Learning dplyr Worksheet

Author

Small Group

Published

July 31, 2023

Directions

Work with one or more other students to complete each of the tasks in this document. As you work through these tasks, you may want to refer to the following:

As part of this, include the syntax you use to complete each tasks in a script file. As you write your script file, adhere to good coding practices:

  • Include comments
  • Include spaces
  • Include a line break after every pipe operator you use.

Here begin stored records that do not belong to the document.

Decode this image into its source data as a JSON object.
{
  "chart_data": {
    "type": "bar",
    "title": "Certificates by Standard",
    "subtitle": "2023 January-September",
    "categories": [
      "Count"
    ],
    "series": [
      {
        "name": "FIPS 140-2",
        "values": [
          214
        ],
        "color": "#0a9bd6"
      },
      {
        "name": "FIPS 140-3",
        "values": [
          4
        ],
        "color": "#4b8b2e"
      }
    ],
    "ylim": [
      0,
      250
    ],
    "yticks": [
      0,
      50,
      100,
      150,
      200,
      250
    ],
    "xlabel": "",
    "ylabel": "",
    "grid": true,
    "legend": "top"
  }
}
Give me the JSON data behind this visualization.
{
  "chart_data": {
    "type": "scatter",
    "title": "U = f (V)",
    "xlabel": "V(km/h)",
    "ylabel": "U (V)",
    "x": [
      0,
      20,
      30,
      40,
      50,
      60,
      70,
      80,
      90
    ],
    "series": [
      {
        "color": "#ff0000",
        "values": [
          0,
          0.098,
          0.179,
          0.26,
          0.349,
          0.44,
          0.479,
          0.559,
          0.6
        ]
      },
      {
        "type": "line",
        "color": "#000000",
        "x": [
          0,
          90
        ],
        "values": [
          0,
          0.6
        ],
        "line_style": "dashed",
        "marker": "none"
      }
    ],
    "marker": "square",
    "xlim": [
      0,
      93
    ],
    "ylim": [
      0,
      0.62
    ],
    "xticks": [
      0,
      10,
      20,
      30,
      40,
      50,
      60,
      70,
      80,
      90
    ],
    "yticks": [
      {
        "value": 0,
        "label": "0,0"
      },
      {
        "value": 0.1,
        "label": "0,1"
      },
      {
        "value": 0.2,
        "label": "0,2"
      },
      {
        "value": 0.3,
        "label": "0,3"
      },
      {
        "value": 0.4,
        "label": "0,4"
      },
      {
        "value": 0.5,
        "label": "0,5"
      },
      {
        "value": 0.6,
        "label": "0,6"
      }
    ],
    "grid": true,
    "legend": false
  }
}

You can check in with Andy or the TA at the completion of each task to check your work.


Task 1: Import Data

Import the comic-characters.csv data into an object named comics. Also, examine the data codebook so you are familiar with the different variables.


Task 2: Arranging

Use the arrange() function to determine whether Marvel and DC introduced LGBTQ characters around the same time, or whether one company was more progressive?


Task 3: More Arranging

Use the arrange() function to determine the first appearance of an LGBTQ female character in DC comics.


Task 4: Filtering Rows

Use the filter() function and nrow() to determine the percentage of female comic characters.


Task 5: More Filtering

Use the filter() function and nrow() to determine the percentage of LGBTQ comic characters introduced in 1970 or later. Based on the result is there evidence that the Pride Movement may have had an impact on LGBTQ representation?


Task 6: Selecting Columns

The Selecting a Subset of Columns section of Data Wrangling with dplyr included syntax for selecting a subset of data and exporting it to a directory on your computer. Modify the syntax to export a CSV of the LGBTQ character data to the desktop on your computer.

Also try modifying the syntax to export the CSV file to another folder/directory on your computer.


Task 7: Mutating Columns

Create a new column called first_appearance_pride that indicates how many years before or after the Pride Movement (1970) the character’s first appearance happened. For example a character that first appeared in 1980 would have a value of 10, and a character that first appeared in 1968 would have a value of -2. Assign the data that includes this column into an object called comics2.


Task 8: Grouping and Summarizing

Modify the syntax in the Computations on Groups section of Data Wrangling with dplyr to determine the average number of appearances for both DC and Marvel LGBTQ and non-LGBTQ characters (as well as the standard deviation and sample size) before and after the Pride Movement.